On August 1st in 1966, a man climbed the tower at the University of Texas with multiple weapons and began firing on students and anyone in his line of sight. The shooting lasted for 96 long minutes, which must have seemed like 96 years to the victims of this shooting. At the end of it, 14 people were killed and 31 others injured at the hands of this sole gunman, who just prior to this massacre, killed his own mother and wife. This sure wasn't the first shooting in public for sure, but it was one of the first mass killings to be covered by the media in such a way that sort of foretold the future for the America that we live in now, where there seems to be a mass shooting every other week or more.
Back in 1966, there were no pagers, mobile phones, social media, or internet. People didn't have instant access to information or alerts like we do now. So what was it like to be in this horrible situation in 1966? Filmmaker Keith Maitland sure has an idea, as he tells the story in this documentary in a very unique way, which has garnered that very rare 100% rating on Rotten Tomatoes. Yes, it's that good.
Going off an oral history account written by Pamela Colloff several years ago and published in Texas Monthly, Maitland uses the rotoscopic animation style, similar to the film 'A Scanner Darkly' to tell the story of what just happened on that horrible day in 1966. With interviews from some of the survivors and people who were there at the scene, Maitland gives us an all too intense view from the victim's perspective of those 96 minutes. Instead of talking head interviews, discussing the events of the day, we see the animated re-enactments, which are terrifying to watch.
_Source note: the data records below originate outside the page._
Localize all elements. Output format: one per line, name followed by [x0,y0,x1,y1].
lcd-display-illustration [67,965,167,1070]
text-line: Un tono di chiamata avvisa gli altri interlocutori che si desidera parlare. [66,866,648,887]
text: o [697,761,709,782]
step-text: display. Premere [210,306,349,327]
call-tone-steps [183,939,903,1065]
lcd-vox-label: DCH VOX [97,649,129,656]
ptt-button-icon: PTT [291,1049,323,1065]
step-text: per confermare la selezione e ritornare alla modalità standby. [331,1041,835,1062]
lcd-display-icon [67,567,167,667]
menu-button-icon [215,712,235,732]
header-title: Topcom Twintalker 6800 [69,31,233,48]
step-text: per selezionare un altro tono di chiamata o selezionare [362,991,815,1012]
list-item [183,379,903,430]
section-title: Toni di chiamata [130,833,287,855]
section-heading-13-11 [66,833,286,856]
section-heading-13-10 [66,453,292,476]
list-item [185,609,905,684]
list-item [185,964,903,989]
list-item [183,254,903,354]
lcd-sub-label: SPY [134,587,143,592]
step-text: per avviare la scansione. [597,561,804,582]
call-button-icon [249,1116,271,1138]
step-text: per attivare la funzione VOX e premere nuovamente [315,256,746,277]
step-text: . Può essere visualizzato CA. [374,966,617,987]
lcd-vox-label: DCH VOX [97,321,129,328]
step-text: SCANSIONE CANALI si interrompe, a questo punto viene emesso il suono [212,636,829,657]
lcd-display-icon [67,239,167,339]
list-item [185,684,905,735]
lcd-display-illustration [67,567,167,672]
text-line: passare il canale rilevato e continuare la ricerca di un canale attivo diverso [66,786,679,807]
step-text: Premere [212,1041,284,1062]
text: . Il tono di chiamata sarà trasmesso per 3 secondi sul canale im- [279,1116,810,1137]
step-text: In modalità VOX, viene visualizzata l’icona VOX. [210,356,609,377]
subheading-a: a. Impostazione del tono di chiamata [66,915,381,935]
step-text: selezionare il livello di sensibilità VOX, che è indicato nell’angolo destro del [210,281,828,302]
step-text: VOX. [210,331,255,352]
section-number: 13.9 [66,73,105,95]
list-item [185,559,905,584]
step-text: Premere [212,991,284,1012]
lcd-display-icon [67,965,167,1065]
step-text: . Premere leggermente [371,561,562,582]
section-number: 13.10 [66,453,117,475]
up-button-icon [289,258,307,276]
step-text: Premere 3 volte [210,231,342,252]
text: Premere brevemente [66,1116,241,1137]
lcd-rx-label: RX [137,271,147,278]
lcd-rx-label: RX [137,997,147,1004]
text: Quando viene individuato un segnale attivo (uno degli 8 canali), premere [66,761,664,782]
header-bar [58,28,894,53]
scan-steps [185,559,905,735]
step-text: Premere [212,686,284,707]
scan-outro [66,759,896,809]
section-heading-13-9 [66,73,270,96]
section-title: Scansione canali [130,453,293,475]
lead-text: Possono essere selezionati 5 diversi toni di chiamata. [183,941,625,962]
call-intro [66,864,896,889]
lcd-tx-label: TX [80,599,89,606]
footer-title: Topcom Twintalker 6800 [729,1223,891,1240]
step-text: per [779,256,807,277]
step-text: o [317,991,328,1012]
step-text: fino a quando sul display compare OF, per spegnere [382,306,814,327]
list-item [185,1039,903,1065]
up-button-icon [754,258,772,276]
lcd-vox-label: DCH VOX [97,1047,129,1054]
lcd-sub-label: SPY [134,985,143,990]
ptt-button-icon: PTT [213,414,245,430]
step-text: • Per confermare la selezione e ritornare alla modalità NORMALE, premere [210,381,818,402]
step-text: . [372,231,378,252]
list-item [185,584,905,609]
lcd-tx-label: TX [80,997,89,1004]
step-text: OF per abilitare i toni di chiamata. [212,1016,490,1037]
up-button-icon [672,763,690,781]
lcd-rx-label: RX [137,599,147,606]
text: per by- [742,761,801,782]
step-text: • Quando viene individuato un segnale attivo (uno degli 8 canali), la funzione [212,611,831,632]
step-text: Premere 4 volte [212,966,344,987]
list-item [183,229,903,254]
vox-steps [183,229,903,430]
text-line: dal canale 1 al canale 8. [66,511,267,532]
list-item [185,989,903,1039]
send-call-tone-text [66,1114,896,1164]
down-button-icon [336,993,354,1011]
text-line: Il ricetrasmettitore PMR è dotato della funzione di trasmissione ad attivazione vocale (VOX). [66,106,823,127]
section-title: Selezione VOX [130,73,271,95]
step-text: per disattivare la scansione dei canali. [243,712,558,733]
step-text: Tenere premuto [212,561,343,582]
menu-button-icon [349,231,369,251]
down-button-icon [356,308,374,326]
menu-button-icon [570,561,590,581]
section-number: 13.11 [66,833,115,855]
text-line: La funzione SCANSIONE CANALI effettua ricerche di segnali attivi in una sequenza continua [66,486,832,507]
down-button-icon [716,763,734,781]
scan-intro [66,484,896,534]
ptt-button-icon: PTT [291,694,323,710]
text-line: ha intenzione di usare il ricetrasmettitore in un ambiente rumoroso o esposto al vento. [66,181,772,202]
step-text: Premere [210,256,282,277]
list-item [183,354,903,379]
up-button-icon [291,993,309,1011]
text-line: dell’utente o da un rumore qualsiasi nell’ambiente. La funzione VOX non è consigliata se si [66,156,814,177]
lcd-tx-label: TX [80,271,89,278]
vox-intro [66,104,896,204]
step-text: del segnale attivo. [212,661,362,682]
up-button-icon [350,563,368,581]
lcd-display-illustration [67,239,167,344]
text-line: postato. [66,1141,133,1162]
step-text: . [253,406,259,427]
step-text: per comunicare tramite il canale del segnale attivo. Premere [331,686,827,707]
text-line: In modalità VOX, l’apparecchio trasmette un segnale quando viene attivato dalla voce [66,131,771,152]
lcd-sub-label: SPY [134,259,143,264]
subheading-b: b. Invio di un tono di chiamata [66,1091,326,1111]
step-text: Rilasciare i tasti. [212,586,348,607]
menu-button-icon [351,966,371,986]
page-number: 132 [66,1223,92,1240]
One of the focal points here is with victim Claire James Wilson, who actually survived the massacre. Claire and her boyfriend Tom were the first to be gunned down. Tom didn't make it. Claire did survive, but the unborn boy inside her suffered a gunshot and died that day. There is a portion of the film that is devoted to Claire's recount of the events and her emotional state of that day. Many other students, police officers, and people who put themselves in the line of fire to save others tell their own stories, and we see it acted out on screen, which gives us a fearful sense of actually being there.
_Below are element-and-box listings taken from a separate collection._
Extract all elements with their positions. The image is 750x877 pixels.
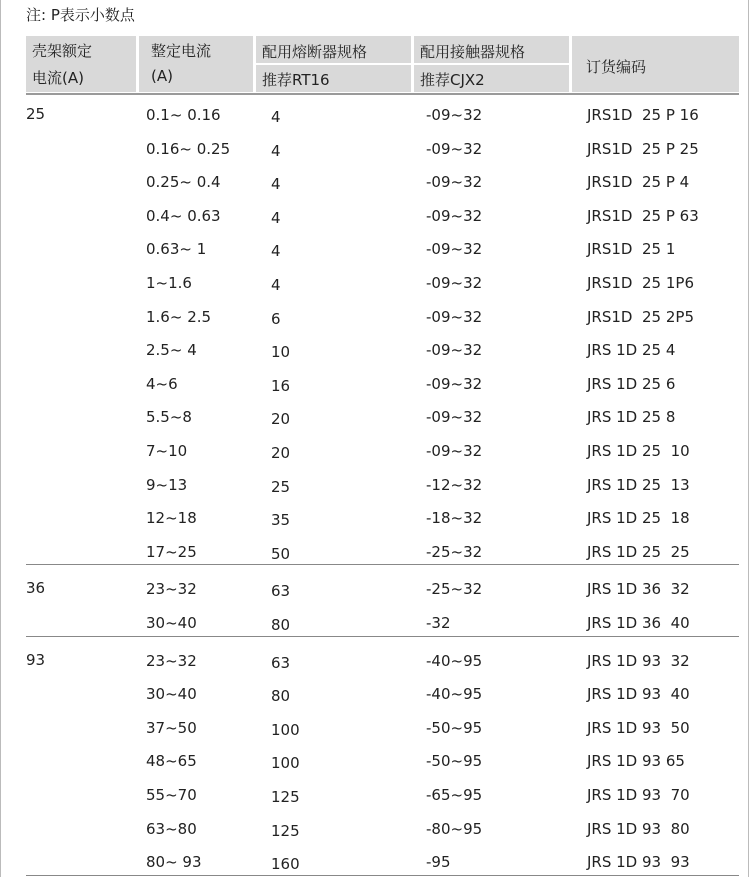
code-cell: JRS1D 25 P 4 (587, 173, 690, 192)
current-cell: 0.25~ 0.4 (146, 173, 221, 192)
header-fuse-bottom-label: 推荐RT16 (262, 71, 330, 89)
frame-current-cell: 93 (26, 650, 46, 669)
fuse-cell: 63 (271, 653, 291, 672)
contactor-cell: -25~32 (426, 542, 483, 561)
current-cell: 55~70 (146, 786, 197, 804)
current-cell: 9~13 (146, 475, 188, 494)
code-cell: JRS 1D 25 25 (587, 542, 690, 561)
contactor-cell: -09~32 (426, 206, 483, 225)
code-cell: JRS1D 25 P 16 (587, 106, 699, 124)
fuse-cell: 16 (271, 376, 291, 395)
code-cell: JRS 1D 25 6 (587, 374, 676, 393)
left-border (0, 0, 1, 877)
contactor-cell: -50~95 (426, 752, 483, 771)
contactor-cell: -09~32 (426, 274, 483, 292)
code-cell: JRS 1D 25 4 (587, 341, 676, 360)
contactor-cell: -09~32 (426, 341, 483, 360)
contactor-cell: -09~32 (426, 374, 483, 393)
code-cell: JRS 1D 93 65 (587, 752, 685, 771)
group-divider (26, 875, 739, 876)
code-cell: JRS 1D 25 10 (587, 442, 690, 460)
header-contactor-top-label: 配用接触器规格 (420, 43, 526, 61)
contactor-cell: -65~95 (426, 786, 483, 804)
header-contactor-bottom-label: 推荐CJX2 (420, 71, 485, 89)
contactor-cell: -40~95 (426, 685, 483, 704)
fuse-cell: 20 (271, 444, 291, 462)
current-cell: 37~50 (146, 718, 197, 737)
header-frame-current-line2: 电流(A) (32, 69, 84, 87)
fuse-cell: 80 (271, 616, 291, 634)
header-order-code (572, 36, 739, 92)
current-cell: 2.5~ 4 (146, 341, 197, 360)
fuse-cell: 4 (271, 108, 281, 126)
fuse-cell: 35 (271, 511, 291, 530)
contactor-cell: -09~32 (426, 139, 483, 158)
header-set-current-line2: (A) (151, 67, 173, 85)
fuse-cell: 4 (271, 141, 281, 160)
code-cell: JRS 1D 93 80 (587, 819, 690, 838)
right-border (748, 0, 749, 877)
current-cell: 1~1.6 (146, 274, 192, 292)
contactor-cell: -80~95 (426, 819, 483, 838)
current-cell: 0.63~ 1 (146, 240, 207, 259)
fuse-cell: 6 (271, 309, 281, 328)
current-cell: 23~32 (146, 651, 197, 670)
fuse-cell: 100 (271, 754, 300, 773)
group-divider (26, 636, 739, 637)
contactor-cell: -09~32 (426, 442, 483, 460)
current-cell: 30~40 (146, 614, 197, 632)
fuse-cell: 25 (271, 477, 291, 496)
note-text: 注: P表示小数点 (26, 6, 135, 24)
contactor-cell: -25~32 (426, 580, 483, 599)
fuse-cell: 50 (271, 544, 291, 563)
header-frame-current-line1: 壳架额定 (32, 42, 93, 60)
current-cell: 23~32 (146, 580, 197, 599)
current-cell: 0.16~ 0.25 (146, 139, 231, 158)
current-cell: 4~6 (146, 374, 178, 393)
current-cell: 12~18 (146, 509, 197, 528)
code-cell: JRS 1D 36 32 (587, 580, 690, 599)
fuse-cell: 4 (271, 175, 281, 194)
fuse-cell: 100 (271, 720, 300, 739)
header-contactor-top (414, 36, 569, 63)
code-cell: JRS 1D 93 50 (587, 718, 690, 737)
code-cell: JRS1D 25 P 63 (587, 206, 699, 225)
contactor-cell: -95 (426, 853, 451, 872)
header-frame-current (26, 36, 136, 92)
contactor-cell: -09~32 (426, 173, 483, 192)
current-cell: 1.6~ 2.5 (146, 307, 212, 326)
frame-current-cell: 25 (26, 105, 46, 123)
current-cell: 7~10 (146, 442, 188, 460)
fuse-cell: 160 (271, 855, 300, 874)
code-cell: JRS 1D 93 70 (587, 786, 690, 804)
frame-current-cell: 36 (26, 579, 46, 598)
header-set-current (139, 36, 253, 92)
header-fuse-bottom (256, 65, 411, 92)
code-cell: JRS1D 25 P 25 (587, 139, 699, 158)
code-cell: JRS1D 25 1P6 (587, 274, 694, 292)
current-cell: 80~ 93 (146, 853, 202, 872)
fuse-cell: 4 (271, 242, 281, 261)
code-cell: JRS1D 25 2P5 (587, 307, 694, 326)
code-cell: JRS 1D 93 93 (587, 853, 690, 872)
contactor-cell: -09~32 (426, 307, 483, 326)
current-cell: 30~40 (146, 685, 197, 704)
current-cell: 0.1~ 0.16 (146, 106, 221, 124)
contactor-cell: -12~32 (426, 475, 483, 494)
contactor-cell: -40~95 (426, 651, 483, 670)
fuse-cell: 125 (271, 821, 300, 840)
fuse-cell: 125 (271, 788, 300, 806)
header-set-current-line1: 整定电流 (151, 42, 212, 60)
current-cell: 17~25 (146, 542, 197, 561)
contactor-cell: -09~32 (426, 240, 483, 259)
fuse-cell: 4 (271, 208, 281, 227)
code-cell: JRS 1D 25 13 (587, 475, 690, 494)
code-cell: JRS 1D 25 18 (587, 509, 690, 528)
fuse-cell: 4 (271, 276, 281, 294)
current-cell: 63~80 (146, 819, 197, 838)
current-cell: 0.4~ 0.63 (146, 206, 221, 225)
group-divider (26, 564, 739, 565)
contactor-cell: -18~32 (426, 509, 483, 528)
contactor-cell: -50~95 (426, 718, 483, 737)
fuse-cell: 10 (271, 343, 291, 362)
code-cell: JRS 1D 93 40 (587, 685, 690, 704)
contactor-cell: -09~32 (426, 106, 483, 124)
fuse-cell: 63 (271, 582, 291, 601)
header-order-code-label: 订货编码 (586, 58, 647, 76)
contactor-cell: -09~32 (426, 408, 483, 427)
header-fuse-top (256, 36, 411, 63)
header-fuse-top-label: 配用熔断器规格 (262, 43, 368, 61)
contactor-cell: -32 (426, 614, 451, 632)
code-cell: JRS 1D 25 8 (587, 408, 676, 427)
header-contactor-bottom (414, 65, 569, 92)
current-cell: 48~65 (146, 752, 197, 771)
fuse-cell: 20 (271, 410, 291, 429)
code-cell: JRS1D 25 1 (587, 240, 676, 259)
fuse-cell: 80 (271, 687, 291, 706)
code-cell: JRS 1D 36 40 (587, 614, 690, 632)
code-cell: JRS 1D 93 32 (587, 651, 690, 670)
current-cell: 5.5~8 (146, 408, 192, 427)
header-bottom-rule (26, 93, 739, 95)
'Tower' is a fantastic documentary that focuses on the victims and people that were there to help others in need, and not the gunmen, which is an excellent way to tell a story of this subject matter. We all know about this unfortunate day in our nation's history, but we've never seen it told from this perspective before with this amount of care.
The Blu-ray: Vital Disc Stats
'Tower' comes with a 50GB Blu-ray Disc from Kino Lorber that is Region A Locked. There is no insert or digital download here. The disc is housed in a hard, blue plastic case.
'Tower' comes with a great 1080p HD transfer and is presented in 1.78:1 aspect ratio. The animation is bright and bold and looks excellent on all accounts. The detail and textured animation looks exquisite, as well as some of the talking head interviews, which reveal some makeup blemishes and individual hairs.
Colors pop off screen as well and are well saturated. Black levels are deep and inky and the skin tones are natural in this documentary. There is some minor banding, but it doesn't hinder the viewing experience, leaving this video presentation with great marks.
This release comes with a lossless DTS-HD MA 5.1 mix and sounds great. Being a documentary, this track has a little bit of heft to it. The sound effects pack a punch, which can cause your nerves to stand on end. There is some great directionality during the re-enactments as well. Ambient noises sound good from the rear speakers as well. The score and music add to the time period this was set in and never drowns out any other sound aspect.
There is also a great low end as well with some minor bass to give this audio track some depth. The dialogue is always crystal clear and easy to follow, and free of any pops, cracks, hiss, and high shrills. This is mostly a front heavy track, but it has some power to it.
After the Screening Q&A (HD, 12 Mins.) - This has some footage of Q&As after a few film festivals where the filmmakers and survivors talk about revisiting that day and making the film.
Behind the Scenes Animation (HD, 6 Mins.) - There are five different segments where there is a side by side comparison with the live action re-enactments and the rotoscoping animation, which is pretty cool to see.
Character Profiles (HD, 29 Mins.) - There are 10 segments here that feature the history and feelings of the survivors of the massacre, where they discuss what life has been like since that day.
Memorial Dedication (HD, 5 Mins.) - This shows a stone tribute to the deceased on that day where some of the survivors talk about their experiences in that situation.
Trailer (HD, 2 Mins.) - Trailer for the film.
'Tower's is one of those incredible documentaries that comes along once every few years. It's a story we all know, but Keith Maitland tells it in a new and refreshing way and never pays any attention to the killer. Instead, he focuses on the victims and the survivors telling their harrowing experiences, which provides a front seat to the mayhem and sadness for those 96 minutes. The video and audio presentations are both great and the extras provide some more background from the subjects, as well as show how the animation was made. This is a Must-Own documentary.